Page:Lepelletier - Histoire de la Commune de 1871, volume 2.djvu/352

Le texte de cette page a été corrigé et est conforme au fac-similé.

J’ai pensé, Messieurs les Maires, dit-il, qu’avant d’engager une lutte fratricide, il était juste et bon de tenter un dernier effort de conciliation. Je viens donc vous proposer un moyen d’arrangement que vous ne pouvez refuser. Le Comité Central avait fixé les élections pour le 26 mars, l’Assemblée les a fixées au 3 Avril. Faisons chacun un pas, Messieurs, et décidons ici, ensemble, que les élections pour le Conseil Municipal auront lieu le jeudi 30 Mars ?

Les maires se consultèrent rapidement. Schœlcher demanda s’il ne vaudrait pas mieux, pour éviter toute tentative de résistance de la part de l’Assemblée, prendre le jour fixé par elle, c’est-à-dire le 3 avril. Cette date ne fut pas acceptée. Une discussion s’engagea ensuite sur le mode d’élection du commandant supérieur de la garde nationale. Les maires proposèrent l’élection à deux degrés. Protot s’y opposa.

Le suffrage universel était la base de la République. Il devait, dit-il, être appliqué pour la nomination du chef de la seule force que l’on avait à opposer, non seulement à ceux qui voulaient renverser la République, mais encore à l’Allemagne, maîtresse du territoire livré.

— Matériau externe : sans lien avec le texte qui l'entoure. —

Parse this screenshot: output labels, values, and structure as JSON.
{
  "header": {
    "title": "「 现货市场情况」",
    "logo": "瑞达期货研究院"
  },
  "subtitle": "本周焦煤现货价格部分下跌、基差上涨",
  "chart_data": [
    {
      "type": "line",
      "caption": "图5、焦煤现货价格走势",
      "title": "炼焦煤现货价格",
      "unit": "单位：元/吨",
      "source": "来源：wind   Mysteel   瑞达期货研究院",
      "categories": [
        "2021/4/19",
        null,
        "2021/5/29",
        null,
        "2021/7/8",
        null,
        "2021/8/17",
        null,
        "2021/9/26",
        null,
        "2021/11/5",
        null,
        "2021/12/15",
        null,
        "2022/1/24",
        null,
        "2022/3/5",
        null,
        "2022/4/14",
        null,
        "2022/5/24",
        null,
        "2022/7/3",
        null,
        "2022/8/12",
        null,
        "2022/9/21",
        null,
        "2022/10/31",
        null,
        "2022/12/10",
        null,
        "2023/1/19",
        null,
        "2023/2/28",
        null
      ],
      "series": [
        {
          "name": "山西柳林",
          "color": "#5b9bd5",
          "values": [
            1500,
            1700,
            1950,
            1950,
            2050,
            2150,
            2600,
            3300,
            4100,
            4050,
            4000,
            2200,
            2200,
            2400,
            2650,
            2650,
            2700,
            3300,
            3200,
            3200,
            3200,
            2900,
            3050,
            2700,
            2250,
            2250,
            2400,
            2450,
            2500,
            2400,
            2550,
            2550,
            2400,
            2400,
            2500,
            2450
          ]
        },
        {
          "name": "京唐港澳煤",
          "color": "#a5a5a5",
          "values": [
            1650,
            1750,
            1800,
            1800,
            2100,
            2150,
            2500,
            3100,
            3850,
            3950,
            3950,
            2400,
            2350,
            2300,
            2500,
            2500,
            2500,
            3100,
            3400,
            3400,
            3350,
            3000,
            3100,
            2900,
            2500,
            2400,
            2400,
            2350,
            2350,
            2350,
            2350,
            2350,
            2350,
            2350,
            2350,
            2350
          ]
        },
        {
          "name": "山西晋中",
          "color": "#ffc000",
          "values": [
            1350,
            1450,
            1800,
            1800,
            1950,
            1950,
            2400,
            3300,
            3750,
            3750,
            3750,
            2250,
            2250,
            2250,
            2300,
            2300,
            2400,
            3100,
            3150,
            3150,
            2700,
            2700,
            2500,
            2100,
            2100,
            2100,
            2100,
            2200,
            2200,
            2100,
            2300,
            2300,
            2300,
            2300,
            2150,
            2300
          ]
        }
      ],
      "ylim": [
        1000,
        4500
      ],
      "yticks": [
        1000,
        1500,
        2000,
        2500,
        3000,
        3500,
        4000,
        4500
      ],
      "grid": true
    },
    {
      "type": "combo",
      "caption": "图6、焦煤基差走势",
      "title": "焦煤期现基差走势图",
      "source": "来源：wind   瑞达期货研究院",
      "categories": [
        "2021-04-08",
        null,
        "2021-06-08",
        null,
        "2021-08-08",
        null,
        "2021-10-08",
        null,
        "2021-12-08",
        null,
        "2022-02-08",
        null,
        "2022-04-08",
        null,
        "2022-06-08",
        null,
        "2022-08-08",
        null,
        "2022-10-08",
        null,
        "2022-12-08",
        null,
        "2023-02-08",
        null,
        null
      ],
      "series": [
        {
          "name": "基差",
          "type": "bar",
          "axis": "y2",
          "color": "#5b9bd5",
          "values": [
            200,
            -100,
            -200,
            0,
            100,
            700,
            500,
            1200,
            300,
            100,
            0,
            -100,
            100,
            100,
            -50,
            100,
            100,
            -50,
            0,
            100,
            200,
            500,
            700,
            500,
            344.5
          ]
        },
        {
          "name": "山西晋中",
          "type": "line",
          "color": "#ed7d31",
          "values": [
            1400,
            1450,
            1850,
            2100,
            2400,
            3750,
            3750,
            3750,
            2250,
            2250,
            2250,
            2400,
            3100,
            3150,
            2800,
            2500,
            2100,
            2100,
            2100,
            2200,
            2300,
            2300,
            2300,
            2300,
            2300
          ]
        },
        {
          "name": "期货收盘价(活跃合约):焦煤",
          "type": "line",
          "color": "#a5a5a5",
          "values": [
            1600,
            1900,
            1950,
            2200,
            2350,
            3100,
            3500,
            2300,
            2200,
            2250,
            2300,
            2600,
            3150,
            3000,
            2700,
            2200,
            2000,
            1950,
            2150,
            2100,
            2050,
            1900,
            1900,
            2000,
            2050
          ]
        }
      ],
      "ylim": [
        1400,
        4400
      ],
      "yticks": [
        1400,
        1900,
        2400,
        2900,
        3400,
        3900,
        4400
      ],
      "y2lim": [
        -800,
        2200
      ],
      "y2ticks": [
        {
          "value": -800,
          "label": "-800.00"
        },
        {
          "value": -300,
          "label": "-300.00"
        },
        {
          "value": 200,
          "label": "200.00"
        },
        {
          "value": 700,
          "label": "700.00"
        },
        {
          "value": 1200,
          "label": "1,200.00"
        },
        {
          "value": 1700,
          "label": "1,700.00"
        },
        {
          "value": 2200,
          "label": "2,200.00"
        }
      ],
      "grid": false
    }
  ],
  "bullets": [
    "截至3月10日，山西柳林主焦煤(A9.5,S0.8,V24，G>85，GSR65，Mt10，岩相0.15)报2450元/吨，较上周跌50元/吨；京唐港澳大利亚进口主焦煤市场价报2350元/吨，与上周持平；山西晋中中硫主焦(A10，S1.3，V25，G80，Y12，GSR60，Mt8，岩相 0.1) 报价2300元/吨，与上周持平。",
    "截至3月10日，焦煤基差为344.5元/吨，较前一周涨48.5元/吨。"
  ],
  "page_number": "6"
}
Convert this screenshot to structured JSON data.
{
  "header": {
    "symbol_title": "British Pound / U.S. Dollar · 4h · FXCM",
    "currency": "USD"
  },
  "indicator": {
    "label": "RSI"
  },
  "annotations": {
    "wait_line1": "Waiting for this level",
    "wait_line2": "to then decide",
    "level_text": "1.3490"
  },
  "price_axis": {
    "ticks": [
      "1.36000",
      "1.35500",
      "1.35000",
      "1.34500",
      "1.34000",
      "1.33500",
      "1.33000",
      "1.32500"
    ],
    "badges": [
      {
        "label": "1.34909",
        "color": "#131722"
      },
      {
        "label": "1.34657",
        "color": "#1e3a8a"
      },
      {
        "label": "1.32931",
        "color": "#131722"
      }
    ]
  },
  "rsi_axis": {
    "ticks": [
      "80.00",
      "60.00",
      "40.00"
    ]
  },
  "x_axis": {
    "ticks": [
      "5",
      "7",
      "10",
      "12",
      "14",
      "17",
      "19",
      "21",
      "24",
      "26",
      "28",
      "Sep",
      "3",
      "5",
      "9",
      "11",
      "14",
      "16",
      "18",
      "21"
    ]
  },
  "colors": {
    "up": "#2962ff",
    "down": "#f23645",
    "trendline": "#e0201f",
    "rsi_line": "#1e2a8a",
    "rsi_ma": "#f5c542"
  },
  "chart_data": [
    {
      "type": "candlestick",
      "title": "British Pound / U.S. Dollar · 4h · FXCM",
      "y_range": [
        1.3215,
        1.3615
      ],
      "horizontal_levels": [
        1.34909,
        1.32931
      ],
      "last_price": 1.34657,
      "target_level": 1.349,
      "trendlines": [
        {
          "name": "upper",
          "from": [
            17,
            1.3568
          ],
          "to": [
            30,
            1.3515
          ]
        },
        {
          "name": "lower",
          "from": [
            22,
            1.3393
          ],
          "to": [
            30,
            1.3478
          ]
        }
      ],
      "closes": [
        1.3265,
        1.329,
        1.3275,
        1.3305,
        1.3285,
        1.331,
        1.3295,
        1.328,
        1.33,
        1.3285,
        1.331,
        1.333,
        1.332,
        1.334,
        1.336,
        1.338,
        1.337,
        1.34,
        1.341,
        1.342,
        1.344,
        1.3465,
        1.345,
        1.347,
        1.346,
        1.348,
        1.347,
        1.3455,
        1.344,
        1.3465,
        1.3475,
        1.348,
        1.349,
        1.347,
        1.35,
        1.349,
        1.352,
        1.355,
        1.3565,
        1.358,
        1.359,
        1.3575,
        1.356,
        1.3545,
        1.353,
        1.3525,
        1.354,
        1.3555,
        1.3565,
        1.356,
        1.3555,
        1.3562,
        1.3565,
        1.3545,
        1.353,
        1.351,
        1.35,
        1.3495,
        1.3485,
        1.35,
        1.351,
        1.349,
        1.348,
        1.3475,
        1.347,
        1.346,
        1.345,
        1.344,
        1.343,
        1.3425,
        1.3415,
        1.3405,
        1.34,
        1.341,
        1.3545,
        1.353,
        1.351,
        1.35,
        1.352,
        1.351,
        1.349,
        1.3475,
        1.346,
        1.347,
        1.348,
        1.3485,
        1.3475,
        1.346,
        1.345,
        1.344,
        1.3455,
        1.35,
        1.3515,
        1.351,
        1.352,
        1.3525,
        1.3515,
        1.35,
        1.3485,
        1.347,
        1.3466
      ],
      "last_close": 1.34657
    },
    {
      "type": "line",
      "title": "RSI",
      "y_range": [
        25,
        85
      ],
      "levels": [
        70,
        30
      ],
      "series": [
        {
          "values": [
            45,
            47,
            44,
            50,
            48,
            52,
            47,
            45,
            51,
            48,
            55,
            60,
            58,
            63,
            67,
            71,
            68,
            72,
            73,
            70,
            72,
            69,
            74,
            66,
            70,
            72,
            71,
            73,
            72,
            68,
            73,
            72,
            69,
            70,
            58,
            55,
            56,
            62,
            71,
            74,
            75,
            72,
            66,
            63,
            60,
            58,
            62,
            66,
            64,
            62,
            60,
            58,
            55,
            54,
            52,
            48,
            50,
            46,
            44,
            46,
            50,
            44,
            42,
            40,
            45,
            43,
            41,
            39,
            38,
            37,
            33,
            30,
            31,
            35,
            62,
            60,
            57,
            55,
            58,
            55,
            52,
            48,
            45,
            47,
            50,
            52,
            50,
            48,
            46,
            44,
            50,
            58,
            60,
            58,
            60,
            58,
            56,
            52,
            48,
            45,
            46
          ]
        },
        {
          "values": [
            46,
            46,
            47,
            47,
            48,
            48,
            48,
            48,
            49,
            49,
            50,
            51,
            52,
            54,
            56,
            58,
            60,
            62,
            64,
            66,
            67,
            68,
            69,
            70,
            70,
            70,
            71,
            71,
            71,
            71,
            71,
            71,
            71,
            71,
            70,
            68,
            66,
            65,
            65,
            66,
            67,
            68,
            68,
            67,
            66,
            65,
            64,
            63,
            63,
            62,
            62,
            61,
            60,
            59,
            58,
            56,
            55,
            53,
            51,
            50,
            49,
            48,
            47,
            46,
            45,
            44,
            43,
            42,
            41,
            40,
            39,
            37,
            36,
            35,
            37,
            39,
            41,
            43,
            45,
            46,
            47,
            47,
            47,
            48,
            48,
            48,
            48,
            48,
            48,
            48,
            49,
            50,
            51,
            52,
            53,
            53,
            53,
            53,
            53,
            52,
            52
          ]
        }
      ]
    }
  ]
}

Thiers en tentant de désarmer la garde nationale, car c’était là le vrai but de sa tentative nocturne, avait failli mettre la France à la discrétion de l’Allemagne.

L’élection directe du chef de la garde nationale était le vœu populaire.

Protot, excellent républicain, mais dominé par la pensée de soustraire la garde nationale à l’autorité et à l’influence d’un chef, qui, élu au second degré, serait probablement l’expression des suffrages modérés, et peut-être un agent gouvernemental comme Saisset, Schœlcher ou Langlois, ne s’apercevait point qu’il soutenait le périlleux système plébiscitaire. Il insista pour l’élection par le peuple du futur dictateur, car c’était la dictature plébiscitaire qui était en question.